Cuando, en la primavera del año 2007, un millar de empresarios y profesionales de diversas disciplinas se reunieron en el IESE para reclamar un mejor trato del gobierno español hacia las infraestructuras catalanas y, muy especialmente, convertir el aeropuerto de El Prat en un gran hub con rutas internacionales, aún faltaban tres años para la sentencia del Estatut y cinco años para el inicio de las grandes movilizaciones independentistas. José Luis Rodríguez Zapatero estaba en la Moncloa y José Montilla en la Generalitat gobernando con Esquerra Republicana y con Iniciativa per Catalunya. El acto cogió a contrapié al Govern, que entendió que también era una desautorización al tripartito, que no iba ni con cola. Pedro Nueno, Andreu Mas-Colell y Germà Bel fueron los oficiantes encargados de expresar el malestar de una sociedad civil catalana timorata y acobardada, pero que aún podía hacer actos como aquel sin que tuvieran consecuencias políticas.
Aunque tuvo su importancia en aquel momento, no dejó de ser una manifestación de protesta light de una platea repleta de corbatas y que, visto con los ojos de hoy, aún creía que tenía un papel a jugar en el futuro de un país que corría el riesgo de caer en la irrelevancia con el ahogo económico de Madrid.
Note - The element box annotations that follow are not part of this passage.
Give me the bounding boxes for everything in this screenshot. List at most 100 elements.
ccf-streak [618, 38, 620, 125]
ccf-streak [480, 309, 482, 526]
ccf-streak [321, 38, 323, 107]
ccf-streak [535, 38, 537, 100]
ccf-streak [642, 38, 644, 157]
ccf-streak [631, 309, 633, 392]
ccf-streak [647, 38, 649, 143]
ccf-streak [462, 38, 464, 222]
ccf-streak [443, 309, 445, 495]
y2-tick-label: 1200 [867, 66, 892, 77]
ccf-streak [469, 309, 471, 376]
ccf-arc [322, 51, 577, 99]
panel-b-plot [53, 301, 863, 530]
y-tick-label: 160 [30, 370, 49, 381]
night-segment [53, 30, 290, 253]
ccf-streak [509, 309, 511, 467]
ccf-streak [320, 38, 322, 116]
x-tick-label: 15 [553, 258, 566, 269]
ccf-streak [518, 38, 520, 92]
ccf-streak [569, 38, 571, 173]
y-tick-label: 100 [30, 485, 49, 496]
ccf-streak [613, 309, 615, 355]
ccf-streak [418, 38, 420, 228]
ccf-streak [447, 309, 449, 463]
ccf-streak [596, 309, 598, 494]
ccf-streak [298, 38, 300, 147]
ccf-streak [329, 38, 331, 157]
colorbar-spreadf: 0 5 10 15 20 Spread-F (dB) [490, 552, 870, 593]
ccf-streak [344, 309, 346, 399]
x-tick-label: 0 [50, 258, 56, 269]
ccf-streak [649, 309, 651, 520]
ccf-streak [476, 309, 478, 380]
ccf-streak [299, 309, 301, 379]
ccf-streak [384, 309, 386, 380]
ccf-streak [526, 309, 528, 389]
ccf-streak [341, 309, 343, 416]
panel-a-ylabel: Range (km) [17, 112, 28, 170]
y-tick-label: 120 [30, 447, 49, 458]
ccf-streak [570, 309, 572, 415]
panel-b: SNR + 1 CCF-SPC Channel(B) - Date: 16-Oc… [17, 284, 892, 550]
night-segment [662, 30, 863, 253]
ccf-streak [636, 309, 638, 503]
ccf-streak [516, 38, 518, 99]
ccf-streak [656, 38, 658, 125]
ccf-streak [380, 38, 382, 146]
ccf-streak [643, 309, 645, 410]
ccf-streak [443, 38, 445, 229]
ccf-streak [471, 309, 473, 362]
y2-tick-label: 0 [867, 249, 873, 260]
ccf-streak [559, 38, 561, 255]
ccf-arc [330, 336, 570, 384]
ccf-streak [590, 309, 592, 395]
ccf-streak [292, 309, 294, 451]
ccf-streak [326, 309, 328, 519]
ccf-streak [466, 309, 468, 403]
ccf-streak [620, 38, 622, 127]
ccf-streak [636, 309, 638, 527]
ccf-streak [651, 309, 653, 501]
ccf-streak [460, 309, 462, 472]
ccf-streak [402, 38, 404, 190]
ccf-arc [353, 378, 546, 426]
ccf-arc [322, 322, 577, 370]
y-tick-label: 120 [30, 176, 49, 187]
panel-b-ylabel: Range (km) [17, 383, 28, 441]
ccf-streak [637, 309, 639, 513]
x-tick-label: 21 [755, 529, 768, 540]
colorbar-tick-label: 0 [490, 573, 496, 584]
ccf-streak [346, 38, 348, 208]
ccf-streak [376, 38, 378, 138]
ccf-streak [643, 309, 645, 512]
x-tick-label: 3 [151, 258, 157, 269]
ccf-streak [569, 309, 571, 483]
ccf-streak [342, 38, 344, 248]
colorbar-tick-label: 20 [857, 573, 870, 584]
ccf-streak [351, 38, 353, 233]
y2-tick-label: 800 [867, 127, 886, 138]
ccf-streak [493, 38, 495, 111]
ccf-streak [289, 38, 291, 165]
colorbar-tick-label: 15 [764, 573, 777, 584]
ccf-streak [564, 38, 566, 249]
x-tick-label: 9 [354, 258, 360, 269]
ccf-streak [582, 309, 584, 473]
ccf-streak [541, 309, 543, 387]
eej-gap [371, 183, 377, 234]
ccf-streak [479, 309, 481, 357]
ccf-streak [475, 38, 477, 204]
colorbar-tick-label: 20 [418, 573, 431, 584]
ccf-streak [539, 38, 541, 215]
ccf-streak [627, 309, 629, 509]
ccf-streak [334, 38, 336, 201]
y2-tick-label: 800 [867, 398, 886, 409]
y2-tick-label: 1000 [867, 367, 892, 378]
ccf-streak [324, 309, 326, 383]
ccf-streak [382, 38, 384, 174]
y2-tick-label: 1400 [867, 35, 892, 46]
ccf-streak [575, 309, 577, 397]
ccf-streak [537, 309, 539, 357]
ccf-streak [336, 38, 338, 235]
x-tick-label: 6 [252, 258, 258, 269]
Repito: el proceso independentista ni se había iniciado, ni se le esperaba, pero el malestar hacia Madrid estaba cuajando rápidamente. Es necesario explicar este episodio para entender algunas cosas relacionadas con el permanente maltrato del Estado con las infraestructuras de Catalunya. En el poder español habían cuajado lo que serían en el futuro dos vías de actuación: a la nación se le desestabilizaba con la lengua catalana y el ahogo económico impediría a Catalunya desarrollar todo el potencial que tenía y que, bien alineado, era mucho e importante.
Vino después la sentencia del Estatut, el fracaso del pacto fiscal —la vía intermedia para tener la autonomía financiera que tenían los vascos— y el proceso de independencia con los resultados de sobras conocidos. Catalunya demostró lo que quería ser y el Estado se quitó la careta y dejó al descubierto el rostro desagradable y violento que llevaba dentro. Aplastó el movimiento, desarboló a los partidos, descabezó los liderazgos e hizo una cosa peor: prendió la llama de la división, que le costó muy poco ya que el país pasó en algunos aspectos a un segundo plano. El independentismo se quedó sin brújula y aún no la ha encontrado. Pero los defensores de la tercera vía, aquella tercera vía que tenía parada en la Moncloa y en la Zarzuela, fue utilizada como un kleenex de usar y tirar, ya que nunca entendieron que en Madrid no hay camino para una tercera vía, cuando se encuentran muy cómodos circulando ellos solos por la vía principal.
Era una lección que ya había aprendido Josep Tarradellas cuando explicaba con qué facilidad Madrid, con sus permanentes palmaditas en la espalda, atemperaba la reclamación catalana. Jordi Pujol veinte años más tarde hablaría del titas, titas, titas comparando la política de los cargos y prebendas, las migajas, que siempre ha ofrecido Madrid a Catalunya. Aquella sociedad civil en 2007 tenía más empuje que la actual, desarbolada y asustada, temerosa de un juez o de una inspección fiscal. Ante la mayor ofensiva en un tema capital como las infraestructuras, silencio. O lo que es lo mismo, unas declaraciones o un comunicado. Eso sí, precedido del verbo "exigir". Otra expresión que deberá desaparecer del lenguaje público con la de "blindar" (una competencia). Son malos tiempos, ciertamente. Muy malos tiempos. La política necesita un golpe de timón, ciertamente. Pero la burguesía pretérita y las patronales se han borrado de la solución. No son tiempos como para molestar a Madrid.